Robert Kern wrote:
On 2009-09-02 14:15 PM, Raymond Hettinger wrote:
On Sep 2, 6:51 am, Thomas Philips<tkp...@gmail.com>  wrote:
While the random module allows one to generate randome numbers with a
variety of distributions, some useful distributions are omitted - the
Student's t being among them.

I'm curious to hear what your use cases are.

My understanding is that t-distribution is an estimation tool
used with small samples of a population where the variance or
standard deviation is unknown.

So, when do you ever need to generate random variables with
this distribution?  ISTM that this is akin to wanting
a generator for a Kolmogorov distribution -- usually the
distribution is used to test empirical data, not to generate it.

In more complicated models, estimates of one parameter need to be propagated through the model, particularly if you are looking at sensitivity to parameters.
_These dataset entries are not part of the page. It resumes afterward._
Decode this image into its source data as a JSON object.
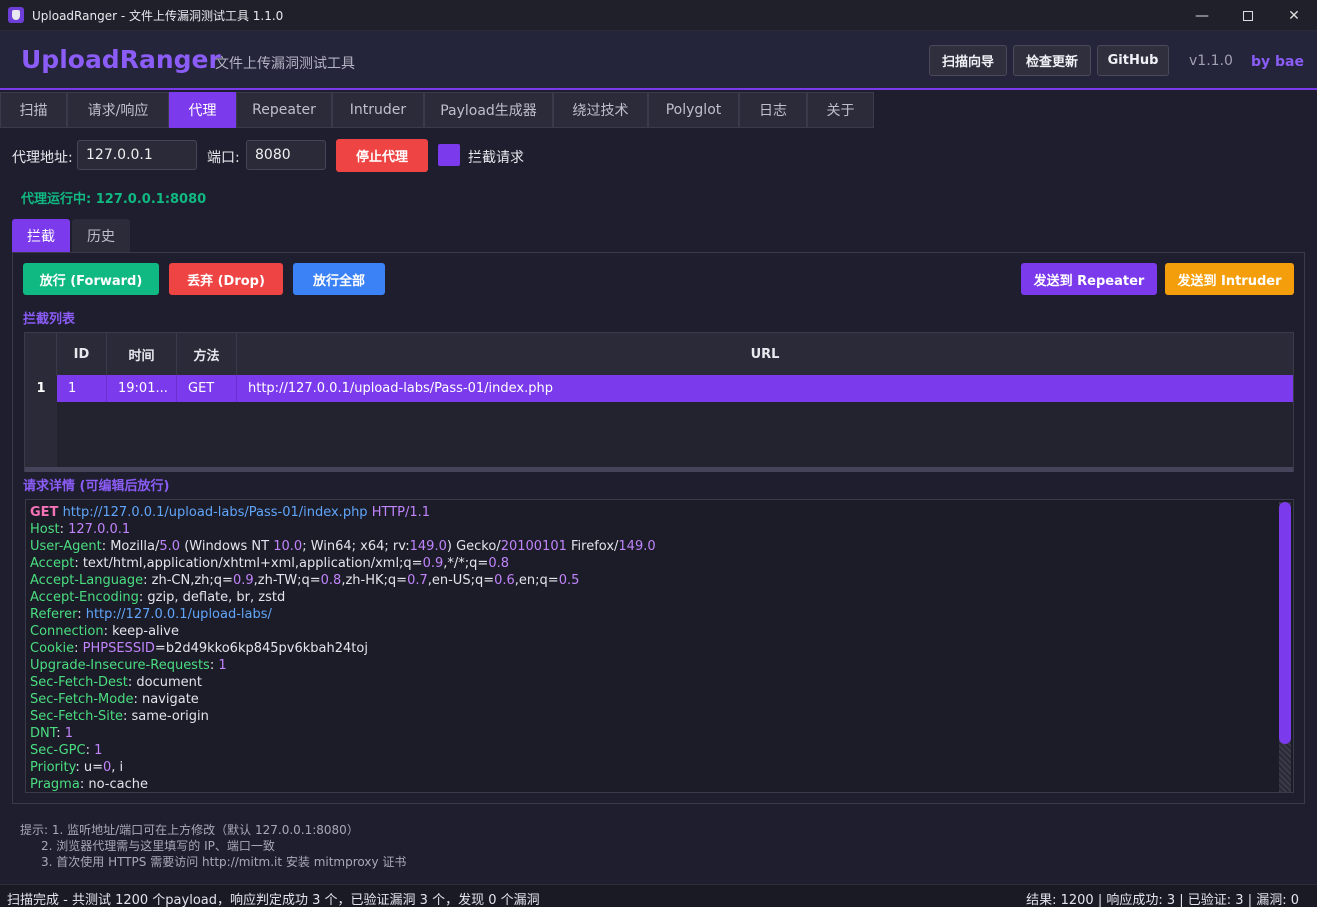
{
  "window": {
    "title": "UploadRanger - 文件上传漏洞测试工具 1.1.0",
    "minimize": "—",
    "close": "✕"
  },
  "header": {
    "brand": "UploadRanger",
    "subtitle": "文件上传漏洞测试工具",
    "buttons": [
      "扫描向导",
      "检查更新",
      "GitHub"
    ],
    "version": "v1.1.0",
    "byline": "by bae"
  },
  "tabs": [
    "扫描",
    "请求/响应",
    "代理",
    "Repeater",
    "Intruder",
    "Payload生成器",
    "绕过技术",
    "Polyglot",
    "日志",
    "关于"
  ],
  "proxy": {
    "address_label": "代理地址:",
    "address_value": "127.0.0.1",
    "port_label": "端口:",
    "port_value": "8080",
    "stop_button": "停止代理",
    "intercept_label": "拦截请求",
    "status": "代理运行中: 127.0.0.1:8080"
  },
  "subtabs": [
    "拦截",
    "历史"
  ],
  "actions": {
    "forward": "放行 (Forward)",
    "drop": "丢弃 (Drop)",
    "forward_all": "放行全部",
    "send_repeater": "发送到 Repeater",
    "send_intruder": "发送到 Intruder"
  },
  "intercept_list": {
    "title": "拦截列表",
    "columns": [
      "ID",
      "时间",
      "方法",
      "URL"
    ],
    "rows": [
      {
        "num": "1",
        "id": "1",
        "time": "19:01...",
        "method": "GET",
        "url": "http://127.0.0.1/upload-labs/Pass-01/index.php"
      }
    ]
  },
  "request_detail": {
    "title": "请求详情 (可编辑后放行)",
    "lines": [
      "GET http://127.0.0.1/upload-labs/Pass-01/index.php HTTP/1.1",
      "Host: 127.0.0.1",
      "User-Agent: Mozilla/5.0 (Windows NT 10.0; Win64; x64; rv:149.0) Gecko/20100101 Firefox/149.0",
      "Accept: text/html,application/xhtml+xml,application/xml;q=0.9,*/*;q=0.8",
      "Accept-Language: zh-CN,zh;q=0.9,zh-TW;q=0.8,zh-HK;q=0.7,en-US;q=0.6,en;q=0.5",
      "Accept-Encoding: gzip, deflate, br, zstd",
      "Referer: http://127.0.0.1/upload-labs/",
      "Connection: keep-alive",
      "Cookie: PHPSESSID=b2d49kko6kp845pv6kbah24toj",
      "Upgrade-Insecure-Requests: 1",
      "Sec-Fetch-Dest: document",
      "Sec-Fetch-Mode: navigate",
      "Sec-Fetch-Site: same-origin",
      "DNT: 1",
      "Sec-GPC: 1",
      "Priority: u=0, i",
      "Pragma: no-cache"
    ]
  },
  "hints": [
    "提示: 1. 监听地址/端口可在上方修改（默认 127.0.0.1:8080）",
    "2. 浏览器代理需与这里填写的 IP、端口一致",
    "3. 首次使用 HTTPS 需要访问 http://mitm.it 安装 mitmproxy 证书"
  ],
  "statusbar": {
    "left": "扫描完成 - 共测试 1200 个payload，响应判定成功 3 个，已验证漏洞 3 个，发现 0 个漏洞",
    "right": "结果: 1200 | 响应成功: 3 | 已验证: 3 | 漏洞: 0"
  },
  "colors": {
    "accent": "#7c3aed",
    "forward": "#10b981",
    "drop": "#ef4444",
    "forward_all": "#3b82f6",
    "intruder": "#f59e0b"
  }
}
Student's t describes the variation of an estimate of a mean of a sample from a Gaussian distribution. If I were modeling a processing wherein someone makes an estimate of a mean and then acts on that estimate, I would want to generate random t variates to feed that model.

I think most of the existing generators were chosen because they
are useful in simulation programs.  AFAICT, the Student's t-
distribution
doesn't fall into that category (usually, you know the population
standard deviation when you're the one generating data).
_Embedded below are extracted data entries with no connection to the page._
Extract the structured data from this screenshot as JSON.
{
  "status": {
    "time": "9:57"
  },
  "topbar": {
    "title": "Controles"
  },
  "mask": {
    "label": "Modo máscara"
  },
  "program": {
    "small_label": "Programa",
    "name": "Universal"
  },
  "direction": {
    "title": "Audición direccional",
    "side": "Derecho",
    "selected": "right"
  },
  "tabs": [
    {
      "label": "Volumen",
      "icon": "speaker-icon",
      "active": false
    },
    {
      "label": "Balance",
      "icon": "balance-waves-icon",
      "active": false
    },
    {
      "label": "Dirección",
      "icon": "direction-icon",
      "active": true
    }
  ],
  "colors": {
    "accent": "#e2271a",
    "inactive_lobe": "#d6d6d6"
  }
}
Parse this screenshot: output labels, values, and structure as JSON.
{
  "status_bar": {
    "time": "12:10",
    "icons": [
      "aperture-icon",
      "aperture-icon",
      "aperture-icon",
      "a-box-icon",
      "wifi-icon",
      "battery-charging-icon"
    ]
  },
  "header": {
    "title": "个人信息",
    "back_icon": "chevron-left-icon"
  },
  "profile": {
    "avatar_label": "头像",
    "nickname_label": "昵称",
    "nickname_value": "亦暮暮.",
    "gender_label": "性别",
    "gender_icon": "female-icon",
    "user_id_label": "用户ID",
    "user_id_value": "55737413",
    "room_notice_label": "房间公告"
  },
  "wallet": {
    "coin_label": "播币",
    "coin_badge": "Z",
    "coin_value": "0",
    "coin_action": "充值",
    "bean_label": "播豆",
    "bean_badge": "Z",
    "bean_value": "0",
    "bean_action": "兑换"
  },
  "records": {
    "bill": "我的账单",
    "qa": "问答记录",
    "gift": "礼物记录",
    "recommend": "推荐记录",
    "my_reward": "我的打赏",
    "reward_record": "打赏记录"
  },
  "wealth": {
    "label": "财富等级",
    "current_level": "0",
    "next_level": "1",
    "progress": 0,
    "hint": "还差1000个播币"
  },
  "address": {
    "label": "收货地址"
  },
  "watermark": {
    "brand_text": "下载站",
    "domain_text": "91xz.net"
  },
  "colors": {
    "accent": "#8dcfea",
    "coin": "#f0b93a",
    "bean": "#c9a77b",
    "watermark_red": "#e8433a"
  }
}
Student's t distribution is also used as a sort of generic fat-tailed distribution in some models and is not tied to the "estimate of a mean" description.

Yes. One can run the simulation with various df's to see the effect of such data and possibly how and when a model breaks.

ISTM, there ought to be a statistics module that can calculate
cumulative distribution functions for a variety of distributions.
This would be far more helpful than creating more generators.

Yes, scipy.stats.

Is that stable enough so that all or part could be added to stdlib?